Tuesday, Feb. 19, at 7:15 p.m. at the AFI Silver. $13.
SOMETHING IS HAPPENING
The Avalon Theatre’s regular French Cinémathèque series, presented in conjunction with Cultural Services of the French Embassy, screens Anne Alix’s 2018 drama that combines documentary elements with echoes of the 1990s American hit Thelma & Louise. While in Avignon researching a gay travel guide, Dolores (Lola Dueñas, a regular in the outrageous films of director Pedro Almodóvar) pulls Irma (Bojena Horackova) out of a river after an unsuccessful suicide attempt. Riding in Dolores’ convertible, the new friends journey through what the Avalon calls “a little-seen France of factory workers, hunters, and fishermen.” In the process, Alix documents a new wave of immigrants in the Mediterranean.
Watch the trailer.
Wednesday, Feb. 20, at 8 p.m. at the Avalon. $12.75.

WHEN YOU READ THIS LETTER
The influential French director Jean-Pierre Melville is known mostly for such moody underworld thrillers as Le Samourai. But in this newly restored and rarely revived 1953 drama, Melville observes a very different secret society: the convent. Singer Juliette Gréco stars as a novitiate who leaves the convent to run the family business and guide her blood sister (Irène Galter) out of the hands of a mechanic (Philip Lemaire) whose volatile character seems torn from one of the director’s celebrated gangster films. The New York Times’ A.O. Scott wrote: “Melville’s great gift was to emphasize both the radical isolation of individuals and the sticky webs of social obligation in which they nonetheless exist.
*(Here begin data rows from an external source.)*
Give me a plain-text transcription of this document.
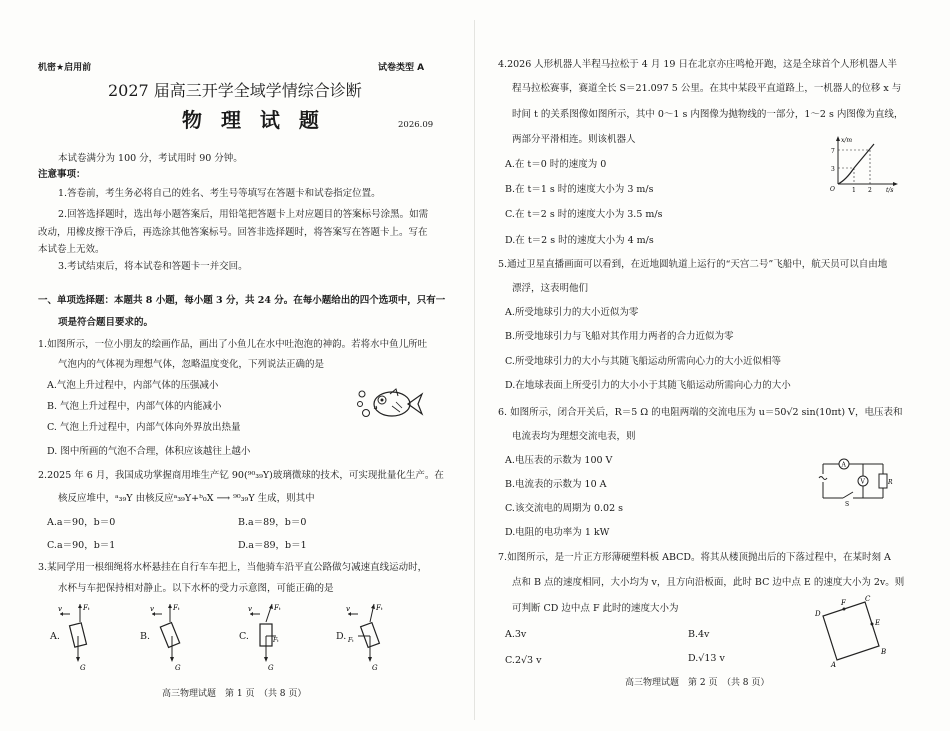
机密★启用前	试卷类型 A
2027 届高三开学全域学情综合诊断
物 理 试 题	2026.09
本试卷满分为 100 分，考试用时 90 分钟。
注意事项：
1.答卷前，考生务必将自己的姓名、考生号等填写在答题卡和试卷指定位置。
2.回答选择题时，选出每小题答案后，用铅笔把答题卡上对应题目的答案标号涂黑。如需
改动，用橡皮擦干净后，再选涂其他答案标号。回答非选择题时，将答案写在答题卡上。写在
本试卷上无效。
3.考试结束后，将本试卷和答题卡一并交回。
一、单项选择题：本题共 8 小题，每小题 3 分，共 24 分。在每小题给出的四个选项中，只有一
项是符合题目要求的。
1.如图所示，一位小朋友的绘画作品，画出了小鱼儿在水中吐泡泡的神韵。若将水中鱼儿所吐
气泡内的气体视为理想气体，忽略温度变化，下列说法正确的是
A.气泡上升过程中，内部气体的压强减小
B. 气泡上升过程中，内部气体的内能减小
C. 气泡上升过程中，内部气体向外界放出热量
D. 图中所画的气泡不合理，体积应该越往上越小
2.2025 年 6 月，我国成功掌握商用堆生产钇 90(⁹⁰₃₉Y)玻璃微球的技术，可实现批量化生产。在
核反应堆中，ᵃ₃₉Y 由核反应ᵃ₃₉Y+ᵇ₀X ⟶ ⁹⁰₃₉Y 生成，则其中
A.a＝90，b＝0	B.a＝89，b＝0
C.a＝90，b＝1	D.a＝89，b＝1
3.某同学用一根细绳将水杯悬挂在自行车车把上，当他骑车沿平直公路做匀减速直线运动时，
水杯与车把保持相对静止。以下水杯的受力示意图，可能正确的是
A.	B.	C.	D.
v	Fₜ
G
v	Fₜ
G
v	Fₜ
Fₜ
G
v	Fₜ
Fₜ
G
高三物理试题　第 1 页　（共 8 页）
4.2026 人形机器人半程马拉松于 4 月 19 日在北京亦庄鸣枪开跑，这是全球首个人形机器人半
程马拉松赛事，赛道全长 S＝21.097 5 公里。在其中某段平直道路上，一机器人的位移 x 与
时间 t 的关系图像如图所示，其中 0～1 s 内图像为抛物线的一部分，1～2 s 内图像为直线，
两部分平滑相连。则该机器人
A.在 t＝0 时的速度为 0
B.在 t＝1 s 时的速度大小为 3 m/s
C.在 t＝2 s 时的速度大小为 3.5 m/s
D.在 t＝2 s 时的速度大小为 4 m/s
x/m
t/s
7
3
1 2
O
5.通过卫星直播画面可以看到，在近地圆轨道上运行的“天宫二号”飞船中，航天员可以自由地
漂浮，这表明他们
A.所受地球引力的大小近似为零
B.所受地球引力与飞船对其作用力两者的合力近似为零
C.所受地球引力的大小与其随飞船运动所需向心力的大小近似相等
D.在地球表面上所受引力的大小小于其随飞船运动所需向心力的大小
6. 如图所示，闭合开关后，R＝5 Ω 的电阻两端的交流电压为 u＝50√2 sin(10πt) V，电压表和
电流表均为理想交流电表，则
A.电压表的示数为 100 V
B.电流表的示数为 10 A
C.该交流电的周期为 0.02 s
D.电阻的电功率为 1 kW
A
V	R
S
7.如图所示，是一片正方形薄硬塑料板 ABCD。将其从楼顶抛出后的下落过程中，在某时刻 A
点和 B 点的速度相同，大小均为 v，且方向沿板面，此时 BC 边中点 E 的速度大小为 2v。则
可判断 CD 边中点 F 此时的速度大小为
A.3v	B.4v
C.2√3 v	D.√13 v
A
B
C
D
E
F
高三物理试题　第 2 页　（共 8 页）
Amid the hard-boiled banalities and mechanical improbabilities of Jacques Deval’s screenplay, there are moments of jagged comedy and haunting strangeness.”
Watch the trailer.
Sunday, Feb. 17, at 5 p.m. at the National Gallery of Art. Free.
HAROLD AND MAUDE
This 1972 cult classic from director Hal Ashby (Being There) stars Bud Cort as a young man so obsessed with death that he repeatedly stages his suicide in a failed campaign to win attention from his parents. Into this morose life walks an elderly woman (Ruth Gordon) who, by contrast, loves life. The late Roger Ebert didn’t much like the film, and in his 1.5-star review wrote, “what we get, finally, is a movie of attitudes. Harold is death, Maude life, and they manage to make the two seem so similar that life’s hardly worth the extra bother.” This screening is a presentation of the Washington Psychotronic Film Society, which frequently warns attendees that its programs feature “mature subject matter for immature adults.”
Watch the trailer.
Monday, Feb. 18, at 8 p.m. at Smoke and Barrel. Free.
This post has been updated to correct the date of the National Gallery of Art screening.